Terms & Conditions of the Practice
By signing this I declare that I have read the Practice's terms and conditions (Available on the Practice website) and that I have understood the information therein.
Please ensure that you pay specific attention to the following terms and conditions of this agreement. They require you to acknowledge the fact and limit the liability Dr T Wong and Dr S Shen INC.
By signing this form, you acknowledge that you have understood and agree to the following:
a) Where the patient is not the main member of their medical aid, you acknowledge that the main member has given permission for consultation and treatments to be claimed from your medical aid.
b) Some medical aids require pre-authorisation and/or motivation prior to treatment. Pre-authorisation or scheme approval is, according to the medical aid, no guarantee of payment. You are responsible for obtaining pre-authorizations for consultation and treatments.
c) It remains your responsibility to familiarize yourself with the benefits and terms and conditions associated with your chosen medical cover.
d) The person whose signature appears on this form, remains responsible for the payments of any shortfalls in medical aid cover. You will be notified of any amounts owing to the practice by the practice manager and will be required to settle outstanding amounts within 7 days. Further consultation and treatments may be placed on hold in the event of non-payment.
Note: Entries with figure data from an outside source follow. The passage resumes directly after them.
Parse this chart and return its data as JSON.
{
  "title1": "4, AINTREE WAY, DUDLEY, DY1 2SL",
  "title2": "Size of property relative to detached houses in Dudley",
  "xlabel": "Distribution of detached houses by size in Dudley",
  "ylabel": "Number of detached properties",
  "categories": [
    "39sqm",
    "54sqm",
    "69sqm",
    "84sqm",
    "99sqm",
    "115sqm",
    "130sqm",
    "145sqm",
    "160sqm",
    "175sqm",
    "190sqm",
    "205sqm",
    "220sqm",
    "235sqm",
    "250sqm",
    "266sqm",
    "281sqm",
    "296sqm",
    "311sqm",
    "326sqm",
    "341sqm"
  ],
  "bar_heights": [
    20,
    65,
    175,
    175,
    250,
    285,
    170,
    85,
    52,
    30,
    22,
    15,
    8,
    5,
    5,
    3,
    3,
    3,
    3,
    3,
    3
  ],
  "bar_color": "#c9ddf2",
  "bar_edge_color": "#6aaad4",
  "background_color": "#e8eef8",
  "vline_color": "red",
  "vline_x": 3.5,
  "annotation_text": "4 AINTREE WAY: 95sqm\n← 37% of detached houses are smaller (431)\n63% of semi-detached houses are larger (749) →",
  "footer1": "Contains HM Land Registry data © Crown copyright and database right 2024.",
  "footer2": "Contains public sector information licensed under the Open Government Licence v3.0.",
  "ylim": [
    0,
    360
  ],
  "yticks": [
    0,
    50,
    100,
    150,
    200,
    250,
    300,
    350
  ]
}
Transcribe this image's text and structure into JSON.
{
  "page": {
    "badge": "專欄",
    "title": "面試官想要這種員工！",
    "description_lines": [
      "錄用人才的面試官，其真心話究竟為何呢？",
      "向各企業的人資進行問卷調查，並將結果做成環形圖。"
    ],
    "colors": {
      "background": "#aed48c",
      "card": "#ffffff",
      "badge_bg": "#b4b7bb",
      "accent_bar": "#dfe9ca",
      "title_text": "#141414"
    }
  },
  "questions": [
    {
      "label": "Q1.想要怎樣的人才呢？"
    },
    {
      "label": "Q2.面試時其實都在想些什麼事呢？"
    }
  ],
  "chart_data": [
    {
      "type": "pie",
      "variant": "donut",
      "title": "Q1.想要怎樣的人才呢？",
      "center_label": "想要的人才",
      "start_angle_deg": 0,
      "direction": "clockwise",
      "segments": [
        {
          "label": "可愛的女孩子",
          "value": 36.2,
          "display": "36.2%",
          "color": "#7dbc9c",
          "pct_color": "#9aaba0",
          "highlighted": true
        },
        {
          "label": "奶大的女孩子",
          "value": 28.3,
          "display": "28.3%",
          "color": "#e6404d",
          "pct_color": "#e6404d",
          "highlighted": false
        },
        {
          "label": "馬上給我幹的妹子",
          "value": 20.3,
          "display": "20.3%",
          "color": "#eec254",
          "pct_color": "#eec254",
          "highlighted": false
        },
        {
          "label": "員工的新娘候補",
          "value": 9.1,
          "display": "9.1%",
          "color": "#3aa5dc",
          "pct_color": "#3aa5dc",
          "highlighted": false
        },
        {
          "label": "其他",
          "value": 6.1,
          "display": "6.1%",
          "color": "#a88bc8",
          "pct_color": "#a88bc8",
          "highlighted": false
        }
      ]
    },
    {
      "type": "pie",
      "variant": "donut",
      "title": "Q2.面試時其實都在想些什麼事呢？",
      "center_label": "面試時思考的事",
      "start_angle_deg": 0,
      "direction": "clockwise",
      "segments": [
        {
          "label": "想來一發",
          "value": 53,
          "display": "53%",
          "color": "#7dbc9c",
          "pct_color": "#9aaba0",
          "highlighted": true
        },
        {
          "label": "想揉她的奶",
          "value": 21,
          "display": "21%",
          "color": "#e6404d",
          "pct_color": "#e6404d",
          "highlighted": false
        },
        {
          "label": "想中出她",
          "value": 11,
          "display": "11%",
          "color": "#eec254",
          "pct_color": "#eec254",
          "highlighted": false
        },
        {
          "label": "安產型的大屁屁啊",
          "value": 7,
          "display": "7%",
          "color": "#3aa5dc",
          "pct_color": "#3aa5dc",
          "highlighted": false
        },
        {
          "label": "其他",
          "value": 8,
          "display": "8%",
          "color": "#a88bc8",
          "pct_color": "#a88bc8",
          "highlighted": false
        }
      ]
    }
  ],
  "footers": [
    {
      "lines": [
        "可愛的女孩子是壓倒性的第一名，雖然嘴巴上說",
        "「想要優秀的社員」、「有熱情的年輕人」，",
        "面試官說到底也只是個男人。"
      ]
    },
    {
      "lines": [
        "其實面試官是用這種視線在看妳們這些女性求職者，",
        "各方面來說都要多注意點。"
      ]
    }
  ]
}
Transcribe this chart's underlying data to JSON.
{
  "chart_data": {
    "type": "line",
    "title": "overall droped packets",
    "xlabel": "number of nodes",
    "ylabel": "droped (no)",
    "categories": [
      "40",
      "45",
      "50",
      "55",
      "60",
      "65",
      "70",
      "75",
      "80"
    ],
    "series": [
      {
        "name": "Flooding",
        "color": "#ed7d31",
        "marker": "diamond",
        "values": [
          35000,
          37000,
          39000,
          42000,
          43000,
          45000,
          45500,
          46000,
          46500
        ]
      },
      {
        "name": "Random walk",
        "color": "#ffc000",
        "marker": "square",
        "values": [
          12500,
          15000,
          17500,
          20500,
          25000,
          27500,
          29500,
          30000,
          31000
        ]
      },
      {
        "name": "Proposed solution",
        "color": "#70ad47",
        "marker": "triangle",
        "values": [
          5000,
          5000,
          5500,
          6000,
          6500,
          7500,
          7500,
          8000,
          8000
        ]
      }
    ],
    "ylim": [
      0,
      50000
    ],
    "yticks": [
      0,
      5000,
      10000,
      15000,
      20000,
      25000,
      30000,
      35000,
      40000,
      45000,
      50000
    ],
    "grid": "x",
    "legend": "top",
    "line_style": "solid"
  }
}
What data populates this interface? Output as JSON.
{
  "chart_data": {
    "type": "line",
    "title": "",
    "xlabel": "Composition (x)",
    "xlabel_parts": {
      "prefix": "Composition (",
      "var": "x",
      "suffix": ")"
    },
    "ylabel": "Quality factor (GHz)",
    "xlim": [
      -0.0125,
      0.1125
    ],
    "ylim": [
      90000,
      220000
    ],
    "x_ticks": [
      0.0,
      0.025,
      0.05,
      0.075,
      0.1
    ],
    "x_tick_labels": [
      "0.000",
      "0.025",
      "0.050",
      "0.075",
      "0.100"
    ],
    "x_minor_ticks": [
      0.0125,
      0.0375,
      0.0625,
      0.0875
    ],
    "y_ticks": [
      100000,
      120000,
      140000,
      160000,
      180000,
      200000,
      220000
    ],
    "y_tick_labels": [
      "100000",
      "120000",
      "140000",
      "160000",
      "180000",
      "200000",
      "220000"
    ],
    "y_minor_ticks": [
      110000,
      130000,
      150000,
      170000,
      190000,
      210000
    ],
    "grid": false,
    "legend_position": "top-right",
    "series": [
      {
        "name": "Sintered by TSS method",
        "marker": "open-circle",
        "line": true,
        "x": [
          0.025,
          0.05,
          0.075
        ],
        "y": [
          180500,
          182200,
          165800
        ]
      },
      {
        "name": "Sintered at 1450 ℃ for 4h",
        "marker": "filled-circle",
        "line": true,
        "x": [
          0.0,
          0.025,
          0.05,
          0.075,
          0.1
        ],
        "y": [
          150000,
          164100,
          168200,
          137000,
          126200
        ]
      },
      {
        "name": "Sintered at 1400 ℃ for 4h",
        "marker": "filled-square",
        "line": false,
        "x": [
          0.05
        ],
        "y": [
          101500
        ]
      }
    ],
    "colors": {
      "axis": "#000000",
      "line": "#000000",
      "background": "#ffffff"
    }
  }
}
e) Although every attempt is made to resolve medical aid queries, it remains your responsibility, and not the practice, to contact and follow-up on unresolved queries or non-payments.
f) If your medical aid is depleted, your account will be charged according to cash rates on the day of your appointment.
g) Should you not inform the practice that your medical aid is depleted, or that you wish to convert to cash/EFT payments, you will still be charged at medical aid rates where the practice has already submitted claims on your behalf.
h) In the event of special motivations or applications for PMB’S (Prescribed Minimum Benefits) for funding by your medical aid, the practice cannot guarantee approval or payment by your medical aid. You remain responsible for all payments until approval for funding by your medical aid is received. You are also responsible to ensure that PMB claims are correctly processed by your medical aid.
i) Medical aid rates are determined by the individual medical aids. It is your responsibility to familiarise yourself with your medical aid’s rates.
j) Dr T Wong and Dr S Shen INC cannot be held responsible for any errors or incorrect use of funds made by your medical aid.
k) Patients are encouraged to approach the practice immediately if they experience problems with the payment of their account.
l) Accounts are handed over for legal debt recovery after 90 days. Any costs associated with such actions will be incurred towards the person responsible for the account. This may result in having a bad credit record.
m) If you feel that your medical aid scheme should have paid your account in full, you can lay a complaint at the Council for Medical Schemes by emailing them at complaints@medicalschemes
通过签署本表格,您确认已理解并同意以下内容:
a) 如果患者不是其医疗保险的主会员,您确认主会员已授权本次看诊和治疗,并同意通过您的医疗保险进行索赔。
b) 某些医疗保险在治疗前可能需要预先申请授权同意根据医疗保险规定,预先授权同意并不保证支付。您需自行确保为看诊和治疗获取所需的授权同意。
c) 您需要自行了解所选择医疗保险的福利范围及相关条款与条件。
d) 本表格签字人需要对不包含在医疗保险内的部分的付款负责。诊所经理会通知您任何应付金额,您需在7天内予以结清。如未按时付款,后续的看诊和治疗可能会被暂缓。
e) 尽管诊所会尽力协助您处理医疗保险相关问题,但未解决的查询或未付款事宜的最终责任仍由您自行承担。
f) 如您的医疗保险额度已用尽,预约当天您的账单将按现金费率结算。
g) 如您未告知診所醫療保險額度已用盡,或未說明希望改為刷卡支付/EFT支付,即便診所已代您提交索賠,仍將按醫療保險費率收取費用。
h) 在涉及特殊动机或申请医疗保险规定最低福利(PMB,Prescribed Minimum Benefits)以获得医疗保险资金支持的情况下,诊所无法保证医疗保险会审批通过该申请。在醫療保險批准前,所有相關費用均由您自行承擔;同時,您亦有責任確保 PMB 索賠由醫療保險正確處理。
i) 醫療保險費率由各保險機構自行決定,您有責任熟悉並了解所選醫療保險的費率。
j) 对医疗保险的任何错误或资金使用不当,Dr T Wong and Dr S Shen INC 不承担任何责任。
k) 如在帳單支付過程中遇到任何問題,建議您立即聯絡診所。
l) 逾期90天未结清的账单将移交法律追缴处理,相关费用由账单责任人承担,可能影响您的信用记录。